苦難は必要です」(シェークスピアを引用しながら)
危険な生き方をすることに、何か意義があるのではないでしょうか。」
「私は不都合なことが好きなのです。」
「私は不幸せになる権利を主張します。」
「歳を取り、醜く無能になる権利は言うまでもなく、~、明日何が起こるか絶えず不安に思いながら生きる権利、~、ありとあらゆる種類の言語に絶する苦痛の責めで苛まれる権利を」

そして、この作品(「すばらしい新世界」)が怖いのは、こういう幸せにさせられる世界が出来上がった場合に、それに反する野人ジョンのような人は出て来ないはず、と主張していること。

知らず知らずに統制され、何かあっても薬を飲めば、”はあー幸せだぁ!”と思えるなら、どうして、現状に反対するのか。

そんな思いもよらないし、苦難、危険、不都合、不幸せ、不安、苦痛をあえて求め、それと共に生きるなんて精神力の強いひとなどいるのか。いないはずだ。

今は、2023年は、まだ、このような世界ではない。
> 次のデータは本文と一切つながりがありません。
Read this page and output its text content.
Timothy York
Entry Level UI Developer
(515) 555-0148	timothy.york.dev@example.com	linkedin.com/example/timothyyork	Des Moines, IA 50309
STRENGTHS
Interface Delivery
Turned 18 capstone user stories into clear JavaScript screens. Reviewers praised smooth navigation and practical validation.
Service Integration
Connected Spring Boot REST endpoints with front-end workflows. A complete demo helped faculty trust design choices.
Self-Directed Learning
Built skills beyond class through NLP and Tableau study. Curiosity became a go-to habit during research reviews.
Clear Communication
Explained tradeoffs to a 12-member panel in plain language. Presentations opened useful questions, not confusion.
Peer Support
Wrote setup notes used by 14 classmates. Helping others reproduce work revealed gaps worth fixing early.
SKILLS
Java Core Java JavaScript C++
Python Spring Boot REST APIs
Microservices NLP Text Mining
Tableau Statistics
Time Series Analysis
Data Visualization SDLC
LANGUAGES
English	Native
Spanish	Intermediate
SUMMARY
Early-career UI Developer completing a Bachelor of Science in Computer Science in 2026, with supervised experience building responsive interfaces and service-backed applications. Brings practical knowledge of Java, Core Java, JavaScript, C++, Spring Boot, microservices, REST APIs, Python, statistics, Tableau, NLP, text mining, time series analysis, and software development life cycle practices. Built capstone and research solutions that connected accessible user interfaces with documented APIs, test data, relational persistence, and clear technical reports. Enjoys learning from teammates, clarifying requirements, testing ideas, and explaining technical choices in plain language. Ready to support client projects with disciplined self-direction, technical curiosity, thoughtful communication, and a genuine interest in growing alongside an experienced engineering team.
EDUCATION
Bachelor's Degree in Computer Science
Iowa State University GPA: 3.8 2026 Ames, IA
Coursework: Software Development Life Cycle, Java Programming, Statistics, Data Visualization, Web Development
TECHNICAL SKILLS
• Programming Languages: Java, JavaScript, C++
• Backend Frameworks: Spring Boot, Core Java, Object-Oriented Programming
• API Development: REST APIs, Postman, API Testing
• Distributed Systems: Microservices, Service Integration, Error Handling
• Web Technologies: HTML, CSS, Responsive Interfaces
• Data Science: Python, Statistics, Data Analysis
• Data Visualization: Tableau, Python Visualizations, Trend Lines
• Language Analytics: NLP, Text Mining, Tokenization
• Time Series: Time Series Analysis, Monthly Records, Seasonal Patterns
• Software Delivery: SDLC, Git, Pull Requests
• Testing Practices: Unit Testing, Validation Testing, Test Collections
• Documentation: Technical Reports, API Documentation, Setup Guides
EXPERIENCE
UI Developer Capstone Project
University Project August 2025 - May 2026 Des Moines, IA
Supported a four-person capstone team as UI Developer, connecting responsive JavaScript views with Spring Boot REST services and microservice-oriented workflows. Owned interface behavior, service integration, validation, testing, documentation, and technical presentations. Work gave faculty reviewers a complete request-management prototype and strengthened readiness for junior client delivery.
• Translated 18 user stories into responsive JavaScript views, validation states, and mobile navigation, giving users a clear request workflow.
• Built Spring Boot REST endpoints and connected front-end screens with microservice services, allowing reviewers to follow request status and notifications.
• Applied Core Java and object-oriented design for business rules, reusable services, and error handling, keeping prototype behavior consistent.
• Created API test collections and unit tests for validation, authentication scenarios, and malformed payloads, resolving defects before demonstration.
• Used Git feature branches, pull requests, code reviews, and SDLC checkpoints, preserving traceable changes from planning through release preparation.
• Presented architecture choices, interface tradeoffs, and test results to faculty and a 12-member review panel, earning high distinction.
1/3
苦難、危険、不都合、不幸せ、不安、苦痛が普通にあちこちに。特に多様性という「違い」を自明的に求められる会社の人間関係では毎日ごとだ。

性年代、価値観、立場、役職、目指すキャリア、今までのキャリア、スキル、知識、ビジョンへの共鳴度、住む場所、趣味などが異なる多様なひとが会社なる無形の場・時に集まって、会社の利益・発展を目指す。

多様性は、違いであり、違いは、ストレス。だから、会社にはストレスだらけ。苦難、危険、不都合、不幸せ、不安、苦痛だらけ。だから、多様性が相対的に少ない家庭は安心、リラックス。ま、そうではない家庭もあるけど。。。

で、「すばらしい新世界」のこれらの表現を読み、そっか、と思う。

未来がこんな世界で”幸せ”しか感じられないなら、まだしばらくそこに至るまでは時間がかかりそうだから、現代の「不都合なことが好きなのです」になり、「不幸せになる権利を主張します」をしたら良いんだ、と。

特に、会社は必然的にそういう場なのだから、それはそれで良いと受け入れよう。

そして、その苦難、危険、不都合、不幸せ、不安、苦痛が必然の会社にあって、リーダーならば、もっと、楽しさ、笑顔、充実、達成、成長、幸せ、感謝を、皆が感じられるように、会社という無形を作ってみよう、と思うべきかなと。そう思うと、なんだか、気楽で安心するし、且つ、わくわくする。

「素敵なリーダー」: 
近い将来の自分を失い「幸せ」しか感じられない世界を前に、今はそれ以外のネガティブ感情も経験できていることを幸せに感じよう、と受け入れる。

ならば、それが必然な人生、必然な会社での仕事・人間関係をそのまま受け入れられる。

そう思うとリーダーは、失うものは無い状態、とも言える。だから、より挑戦的に会社に向き合え、取り組める。なんのためか。社員に仲間に「楽しさ、笑顔、充実、達成、成長、幸せ、感謝」をよりたくさん感じさせるため。

こんな素敵なリーダーになりたいですね。